Barcelone et ses ramblas, photo wikpedia, muchos gratias !

C’était ma première incartade. Mon premier coup de canif, non pas à un contrat de mariage, mais à une mutuelle fidélité qu’on s’était tacitement promise. J’avais inventé une histoire peu crédible et tellement lamentable quand j’y repense : un stage professionnel d’une semaine à Toulouse, où se trouvait un centre de formation national des Télécommunications, et évidemment une absence indépendante de ma volonté. Il fallait bien que j’évolue dans ma carrière et j’avais même fabriqué une fausse convocation avant de poser une semaine de congés au boulot.

Pour les transports, pas de problème, on partagerait les frais d’essence. Je lui avais dit que j’y allais avec une collègue, Viviane, que j’avais décrite comme quelqu’un de vulgaire et de superficielle pour laquelle je n’aurais jamais la moindre attention, histoire de la rassurer. Elle m’avait cru, ignorant que Viviane était devenue ma maîtresse depuis peu. Un peu vulgaire et pas mal superficielle, certes, mais avec une énergie, un humour, des formes généreuses et des tendresses à mon égard qui m’avaient littéralement envoûtées.

C’est elle qui avait proposé ce voyage, afin de nous soustraire à nos conjoints respectifs l’espace d’une semaine, d’une petite semaine. Pour elle, c’était censé être une sorte de test à l’issue duquel nous devrions être fixés sur notre aptitude à faire le grand saut, entendre à larguer les amarres, à briser les chaînes conjugales, et à vivre ensemble un amour contrarié. Elle en avait assez de la clandestinité, des chambres d’hôtel et des mensonges à répétition pour justifier ses absences. Je ne pouvais que lui donner raison car moi aussi je devais inventer régulièrement des histoires à dormir debout pour que les suspicions se dissipent, que les soupçons deviennent sans objet.
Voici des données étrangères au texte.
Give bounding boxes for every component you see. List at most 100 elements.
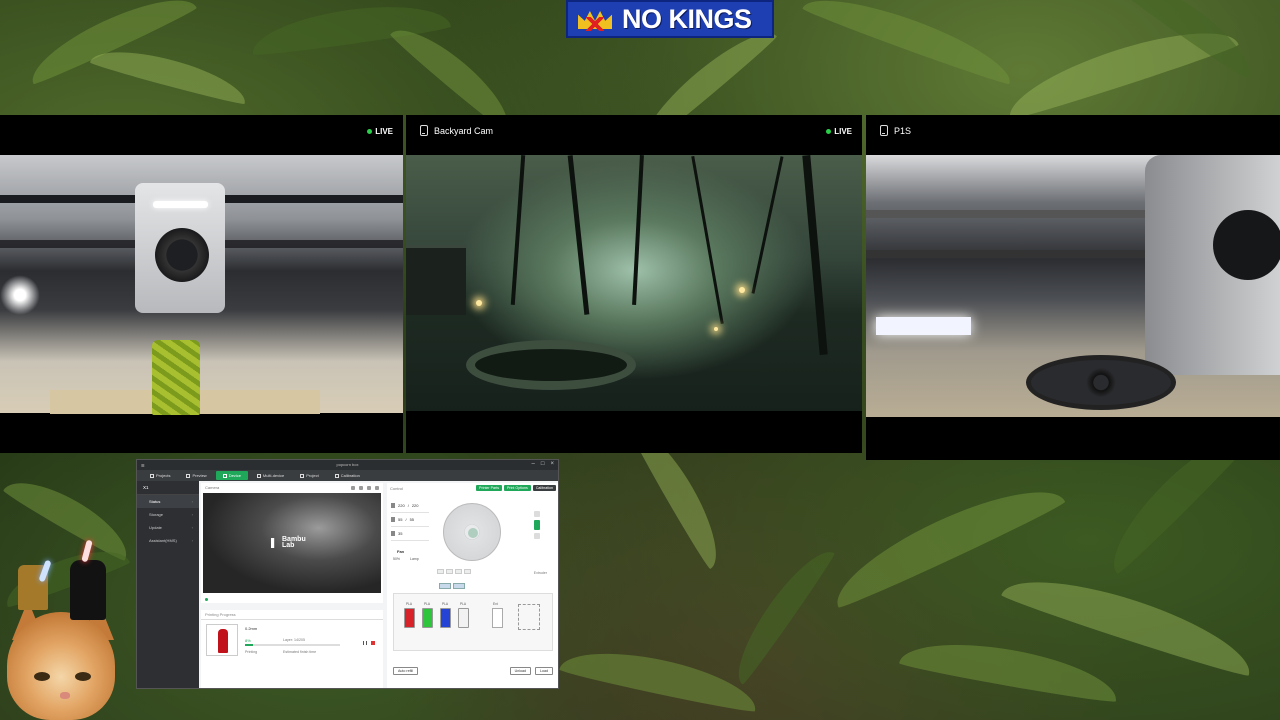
ams-spool-slot[interactable] bbox=[440, 608, 451, 628]
extruder-control bbox=[531, 511, 543, 563]
ams-slot-label: PLA bbox=[441, 602, 449, 606]
sidebar-item-update[interactable]: Update bbox=[137, 521, 199, 534]
cat-nose bbox=[60, 692, 70, 699]
job-file-name: 0.2mm bbox=[245, 626, 258, 631]
multi-device-icon bbox=[256, 473, 261, 478]
close-icon[interactable]: × bbox=[550, 461, 554, 467]
calibration-icon bbox=[334, 473, 339, 478]
z-button[interactable] bbox=[446, 569, 453, 574]
tab-multi-device[interactable]: Multi-device bbox=[250, 471, 291, 480]
lamp-toggle[interactable]: Lamp bbox=[410, 557, 419, 561]
camera-title: P1S bbox=[880, 125, 911, 136]
brand-text: Lab bbox=[282, 542, 295, 549]
tab-projects[interactable]: Projects bbox=[143, 471, 177, 480]
cat-eye bbox=[75, 672, 91, 681]
temp-value: 55 bbox=[398, 517, 403, 522]
tab-preview[interactable]: Preview bbox=[179, 471, 213, 480]
window-titlebar[interactable]: ☰ popcorn box – □ × bbox=[137, 460, 558, 470]
maximize-icon[interactable]: □ bbox=[541, 461, 545, 467]
device-icon bbox=[222, 473, 227, 478]
ams-actions: Auto refill Unload Load bbox=[393, 667, 553, 675]
menu-icon[interactable]: ☰ bbox=[141, 463, 145, 468]
camera-view[interactable]: Bambu Lab bbox=[203, 493, 381, 593]
ams-spool-slot[interactable] bbox=[458, 608, 469, 628]
status-dot bbox=[205, 598, 208, 601]
unload-button[interactable]: Unload bbox=[509, 667, 531, 675]
extrude-up-button[interactable] bbox=[534, 511, 540, 517]
ams-tab[interactable] bbox=[453, 583, 465, 589]
extruder-diagram bbox=[518, 604, 540, 630]
fire-pit bbox=[466, 340, 636, 390]
phone-icon bbox=[420, 125, 428, 136]
crown-icon bbox=[574, 3, 616, 35]
camera-title: Backyard Cam bbox=[420, 125, 493, 136]
ams-spool-slot[interactable] bbox=[422, 608, 433, 628]
nozzle-icon bbox=[391, 503, 395, 508]
sidebar-item-status[interactable]: Status bbox=[137, 495, 199, 508]
chamber-light bbox=[0, 275, 40, 315]
bambu-studio-window[interactable]: ☰ popcorn box – □ × Projects Preview Dev… bbox=[136, 459, 559, 689]
record-icon[interactable] bbox=[351, 485, 355, 490]
cat-eye bbox=[34, 672, 50, 681]
tab-project[interactable]: Project bbox=[293, 471, 325, 480]
printer-parts-button[interactable]: Printer Parts bbox=[476, 485, 503, 491]
z-button[interactable] bbox=[455, 569, 462, 574]
ams-slot-label: PLA bbox=[423, 602, 431, 606]
xy-jog-control[interactable] bbox=[443, 503, 501, 561]
camera-panel-printer: LIVE bbox=[0, 115, 403, 453]
tab-calibration[interactable]: Calibration bbox=[328, 471, 367, 480]
control-section: Control Printer Parts Print Options Cali… bbox=[387, 483, 558, 688]
tab-device[interactable]: Device bbox=[215, 471, 248, 480]
calibration-button[interactable]: Calibration bbox=[532, 485, 556, 491]
light-source bbox=[714, 327, 718, 331]
camera-header: P1S bbox=[866, 115, 1280, 155]
print-stage: Printing bbox=[245, 650, 258, 654]
bed-icon bbox=[391, 517, 395, 522]
ams-spool-slot[interactable] bbox=[404, 608, 415, 628]
stop-icon[interactable] bbox=[371, 641, 375, 645]
camera-settings-icon[interactable] bbox=[375, 485, 379, 490]
fan-speed[interactable]: 50% bbox=[393, 557, 400, 561]
pause-icon[interactable] bbox=[363, 641, 367, 645]
z-button[interactable] bbox=[464, 569, 471, 574]
tab-label: Projects bbox=[156, 473, 171, 478]
ams-slot-label: PLA bbox=[405, 602, 413, 606]
logo-text: NO KINGS bbox=[622, 3, 752, 34]
live-dot-icon bbox=[826, 129, 832, 134]
ams-tab[interactable] bbox=[439, 583, 451, 589]
toolhead bbox=[135, 183, 225, 313]
live-label: LIVE bbox=[375, 127, 393, 136]
light-source bbox=[476, 300, 482, 306]
sidebar-item-storage[interactable]: Storage bbox=[137, 508, 199, 521]
extrude-down-button[interactable] bbox=[534, 533, 540, 539]
temp-target: 55 bbox=[409, 517, 415, 522]
tab-label: Preview bbox=[192, 473, 207, 478]
bambu-lab-logo: Bambu Lab bbox=[271, 536, 306, 549]
bed-temp[interactable]: 55/55 bbox=[391, 513, 429, 527]
resolution-icon[interactable] bbox=[367, 485, 371, 490]
printing-progress-section: Printing Progress 0.2mm 8% Layer: 14/205… bbox=[201, 610, 383, 688]
toolhead-light bbox=[153, 201, 208, 208]
sidebar-item-assistant[interactable]: Assistant(HMS) bbox=[137, 534, 199, 547]
model-thumbnail bbox=[206, 624, 238, 656]
progress-fill bbox=[245, 644, 253, 646]
load-button[interactable]: Load bbox=[535, 667, 553, 675]
timelapse-icon[interactable] bbox=[359, 485, 363, 490]
tab-label: Multi-device bbox=[262, 473, 285, 478]
window-title: popcorn box bbox=[336, 462, 359, 467]
z-button[interactable] bbox=[437, 569, 444, 574]
minimize-icon[interactable]: – bbox=[532, 461, 535, 467]
print-options-button[interactable]: Print Options bbox=[504, 485, 531, 491]
nozzle-temp[interactable]: 220/220 bbox=[391, 499, 429, 513]
ams-settings-button[interactable]: Auto refill bbox=[393, 667, 418, 675]
ext-spool[interactable] bbox=[492, 608, 503, 628]
printer-selector[interactable]: X1 bbox=[137, 481, 199, 495]
z-axis-buttons bbox=[437, 569, 471, 574]
section-title: Control bbox=[390, 485, 403, 491]
home-button[interactable] bbox=[468, 528, 478, 538]
toolhead bbox=[1145, 155, 1280, 375]
progress-bar bbox=[245, 644, 340, 646]
ams-slot-label: PLA bbox=[459, 602, 467, 606]
live-indicator: LIVE bbox=[826, 127, 852, 136]
camera-section-title: Camera bbox=[205, 485, 220, 490]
Elle avait compris que je n’étais guère habitué à ce type de liaisons, alors qu’elle semblait en avoir fait son sport favori, trouvant dans ces aventures, plus que l’excitation sexuelle, le goût du risque et de l’interdit ; quelque chose comme un piment nécessaire à l’ordinaire de sa vie.

Elle avait parlé la première d’une semaine à Barcelone. Pourquoi Barcelone, avais-je demandé avec déjà la sensation de paraître sceptique et de briser son rêve. Elle avait expliqué que Barcelone maintenant, c’était la liberté, l’amour libre, la fantaisie. C’était Almodovar, la Movida, les Ramblas, les travestis, les camés… Un peu ce qu’avait pu être San Francisco au milieu des années 1960, précisait-elle. Elle répétait que l’Espagne avait été bridée sexuellement pendant 40 ans par la dictature de Franco et qu’il y avait maintenant une effervescence dans la jeunesse qui se manifestait par cette liberté des mœurs et cette recherche effrénée de la jouissance.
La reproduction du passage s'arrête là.